If you need the extension itself to be reusable across types, generics let you parameterize what gets added.
For Convex projects, extending library types this way lets you layer app-specific metadata onto query results while keeping full type safety in your functions.
Interfaces vs. Type Aliases for Extension
Both interfaces and type aliases can extend other types, but the mechanics differ. The interface vs type article covers this in depth, but here's the quick version for extension specifically:
- Use
interface extendswhen building hierarchies you might reuse with classes or declaration merging - Use type alias
&when composing types you don't control, or when you need to mix in unions and conditional types - Either approach works for simple field additions. Pick the one that matches what's already around it
When working with Convex, type alias intersections are useful for creating derived types that represent relationships between entities, since they compose cleanly with Convex's validator types.

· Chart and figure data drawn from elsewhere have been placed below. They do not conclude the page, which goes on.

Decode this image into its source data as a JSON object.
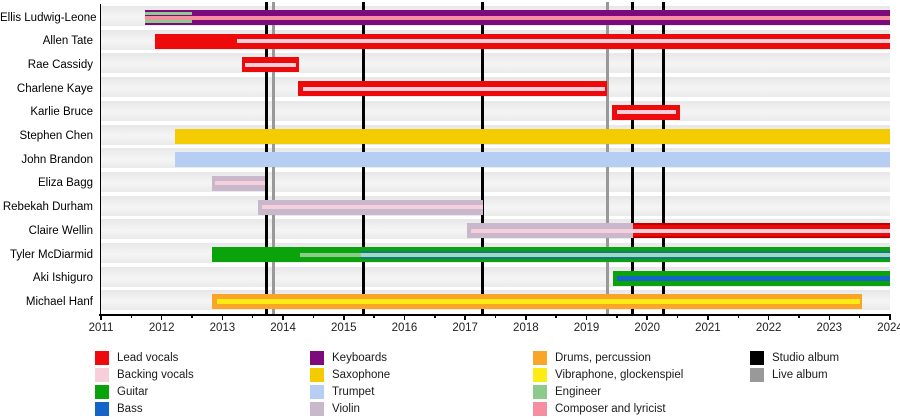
{
  "chart_data": {
    "type": "timeline-gantt",
    "description": "Band members timeline with instrument roles and album release markers",
    "x_axis": {
      "start": 2011,
      "end": 2024,
      "tick_years": [
        2011,
        2012,
        2013,
        2014,
        2015,
        2016,
        2017,
        2018,
        2019,
        2020,
        2021,
        2022,
        2023,
        2024
      ],
      "minor_tick_interval": 0.5
    },
    "members": [
      {
        "name": "Ellis Ludwig-Leone",
        "bars": [
          {
            "role": "keyboards",
            "start": 2011.72,
            "end": 2024
          }
        ],
        "stripes": [
          {
            "role": "composer_lyricist",
            "start": 2011.72,
            "end": 2024,
            "thickness": 4,
            "dy": 0
          },
          {
            "role": "engineer",
            "start": 2011.72,
            "end": 2012.5,
            "thickness": 2.5,
            "dy": -3.8
          },
          {
            "role": "engineer",
            "start": 2011.72,
            "end": 2012.5,
            "thickness": 2.5,
            "dy": 3.8
          }
        ]
      },
      {
        "name": "Allen Tate",
        "bars": [
          {
            "role": "lead_vocals",
            "start": 2011.89,
            "end": 2024
          }
        ],
        "stripes": [
          {
            "role": "backing_vocals",
            "start": 2013.24,
            "end": 2024,
            "thickness": 4,
            "dy": 0
          }
        ]
      },
      {
        "name": "Rae Cassidy",
        "bars": [
          {
            "role": "lead_vocals",
            "start": 2013.32,
            "end": 2014.26
          }
        ],
        "stripes": [
          {
            "role": "backing_vocals",
            "start": 2013.38,
            "end": 2014.22,
            "thickness": 4,
            "dy": 0
          }
        ]
      },
      {
        "name": "Charlene Kaye",
        "bars": [
          {
            "role": "lead_vocals",
            "start": 2014.25,
            "end": 2019.34
          }
        ],
        "stripes": [
          {
            "role": "backing_vocals",
            "start": 2014.33,
            "end": 2019.3,
            "thickness": 4,
            "dy": 0
          }
        ]
      },
      {
        "name": "Karlie Bruce",
        "bars": [
          {
            "role": "lead_vocals",
            "start": 2019.42,
            "end": 2020.54
          }
        ],
        "stripes": [
          {
            "role": "backing_vocals",
            "start": 2019.5,
            "end": 2020.48,
            "thickness": 4,
            "dy": 0
          }
        ]
      },
      {
        "name": "Stephen Chen",
        "bars": [
          {
            "role": "saxophone",
            "start": 2012.22,
            "end": 2024
          }
        ],
        "stripes": []
      },
      {
        "name": "John Brandon",
        "bars": [
          {
            "role": "trumpet",
            "start": 2012.22,
            "end": 2024
          }
        ],
        "stripes": []
      },
      {
        "name": "Eliza Bagg",
        "bars": [
          {
            "role": "violin",
            "start": 2012.83,
            "end": 2013.7
          }
        ],
        "stripes": [
          {
            "role": "backing_vocals",
            "start": 2012.88,
            "end": 2013.7,
            "thickness": 4,
            "dy": 0
          }
        ]
      },
      {
        "name": "Rebekah Durham",
        "bars": [
          {
            "role": "violin",
            "start": 2013.59,
            "end": 2017.29
          }
        ],
        "stripes": [
          {
            "role": "backing_vocals",
            "start": 2013.65,
            "end": 2017.29,
            "thickness": 4,
            "dy": 0
          }
        ]
      },
      {
        "name": "Claire Wellin",
        "bars": [
          {
            "role": "violin",
            "start": 2017.03,
            "end": 2019.76
          },
          {
            "role": "lead_vocals",
            "start": 2019.76,
            "end": 2024,
            "edge": "#c00000"
          }
        ],
        "stripes": [
          {
            "role": "backing_vocals",
            "start": 2017.09,
            "end": 2024,
            "thickness": 4,
            "dy": 0
          }
        ]
      },
      {
        "name": "Tyler McDiarmid",
        "bars": [
          {
            "role": "guitar",
            "start": 2012.83,
            "end": 2024
          }
        ],
        "stripes": [
          {
            "role": "engineer",
            "start": 2014.28,
            "end": 2015.28,
            "thickness": 4,
            "dy": 0
          },
          {
            "color": "#0e7b80",
            "start": 2015.28,
            "end": 2024,
            "thickness": 8,
            "dy": 0
          },
          {
            "color": "#a6d6c6",
            "start": 2015.28,
            "end": 2024,
            "thickness": 4,
            "dy": 0
          }
        ]
      },
      {
        "name": "Aki Ishiguro",
        "bars": [
          {
            "role": "guitar",
            "start": 2019.44,
            "end": 2024
          }
        ],
        "stripes": [
          {
            "role": "bass",
            "start": 2019.5,
            "end": 2024,
            "thickness": 5,
            "dy": 0
          }
        ]
      },
      {
        "name": "Michael Hanf",
        "bars": [
          {
            "role": "drums",
            "start": 2012.83,
            "end": 2023.54
          }
        ],
        "stripes": [
          {
            "role": "vibraphone",
            "start": 2012.91,
            "end": 2023.5,
            "thickness": 5,
            "dy": 0
          }
        ]
      }
    ],
    "albums": [
      {
        "type": "studio",
        "year": 2013.72
      },
      {
        "type": "live",
        "year": 2013.85
      },
      {
        "type": "studio",
        "year": 2015.32
      },
      {
        "type": "studio",
        "year": 2017.29
      },
      {
        "type": "live",
        "year": 2019.35
      },
      {
        "type": "studio",
        "year": 2019.76
      },
      {
        "type": "studio",
        "year": 2020.26
      }
    ],
    "legend": [
      {
        "label": "Lead vocals",
        "role": "lead_vocals"
      },
      {
        "label": "Backing vocals",
        "role": "backing_vocals"
      },
      {
        "label": "Guitar",
        "role": "guitar"
      },
      {
        "label": "Bass",
        "role": "bass"
      },
      {
        "label": "Keyboards",
        "role": "keyboards"
      },
      {
        "label": "Saxophone",
        "role": "saxophone"
      },
      {
        "label": "Trumpet",
        "role": "trumpet"
      },
      {
        "label": "Violin",
        "role": "violin"
      },
      {
        "label": "Drums, percussion",
        "role": "drums"
      },
      {
        "label": "Vibraphone, glockenspiel",
        "role": "vibraphone"
      },
      {
        "label": "Engineer",
        "role": "engineer"
      },
      {
        "label": "Composer and lyricist",
        "role": "composer_lyricist"
      },
      {
        "label": "Studio album",
        "role": "studio_album"
      },
      {
        "label": "Live album",
        "role": "live_album"
      }
    ]
  },
  "colors": {
    "lead_vocals": "#ee0a0a",
    "backing_vocals": "#f7cfda",
    "guitar": "#0ba30b",
    "bass": "#1565c8",
    "keyboards": "#7c0a7c",
    "saxophone": "#f4ca00",
    "trumpet": "#b6cdf4",
    "violin": "#c9b7cb",
    "drums": "#f9a528",
    "vibraphone": "#fdec13",
    "engineer": "#8ccb8c",
    "composer_lyricist": "#f58fa0",
    "studio_album": "#000000",
    "live_album": "#999999"
  }
}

Extending Types Without Modifying Originals
Mapped types let you transform every property of an existing type into a new shape without touching the original. Here's how to build a ReadonlyUser from a User:
type User = {
name: string;
email: string;
};
type ReadonlyUser = {
readonly [P in keyof User]: User[P];
};
In practice, you'd use TypeScript's built-in Readonly<T> instead, but understanding the mapped type underneath helps when you need to build your own transformations. Similarly, Partial<T> makes all properties optional, which is handy for update payloads and patch operations.
In Convex apps, this prevents accidental mutations to shared data and makes component boundaries more predictable.
Where Things Go Wrong
A few pitfalls that come up regularly when extending types:
Conflicting properties produce never. If you intersect two types that have the same property with incompatible types, TypeScript resolves it to never, which means nothing can satisfy that property:
type A = { id: string };
type B = { id: number };
type C = A & B;
// C.id is `string & number`, which resolves to `never`
// No value can satisfy this — TypeScript will error when you try to use it
Use Omit to drop the conflicting property from one side before intersecting.
Interfaces can't extend non-object types. You'll hit this error if you try to extend a union type directly:
type StringOrNumber = string | number;
// Error: An interface can only extend an object type
interface Extended extends StringOrNumber {
label: string;
}
// Fix: use a type alias with an intersection instead
type Extended = StringOrNumber & { label: string };
Declaration merging is interface-only. If you accidentally declare the same type alias twice you get a "Duplicate identifier" error, while the same interface name merges silently. This matters when augmenting third-party library types. You need an interface for it to work. See the interfaces article for a full breakdown of declaration merging behavior.
Choosing the Right Approach
Here's a quick reference for picking the right extension strategy:
| Situation | Approach |
|---|---|
| Adding fields to an interface | extends keyword |
| Combining two type aliases | & intersection |
| Overriding a property type | Omit<T, K> & { ... } |
| Augmenting a library type globally | Declaration merging in .d.ts |
| Transforming all properties | Mapped types / Readonly<T>, Partial<T> |
| Representing one-of shapes | Union types | |
Final Thoughts on Extending TypeScript Types
TypeScript gives you several ways to extend types, and each one fits different situations. Interfaces with extends work well for hierarchies that grow over time. Intersection types give you more options when working with type aliases. Mapped types let you derive new shapes without duplicating definitions.
The biggest thing to remember: don't copy-paste type definitions. If you find yourself writing the same shape in two places, there's almost always an extension pattern that keeps them in sync automatically.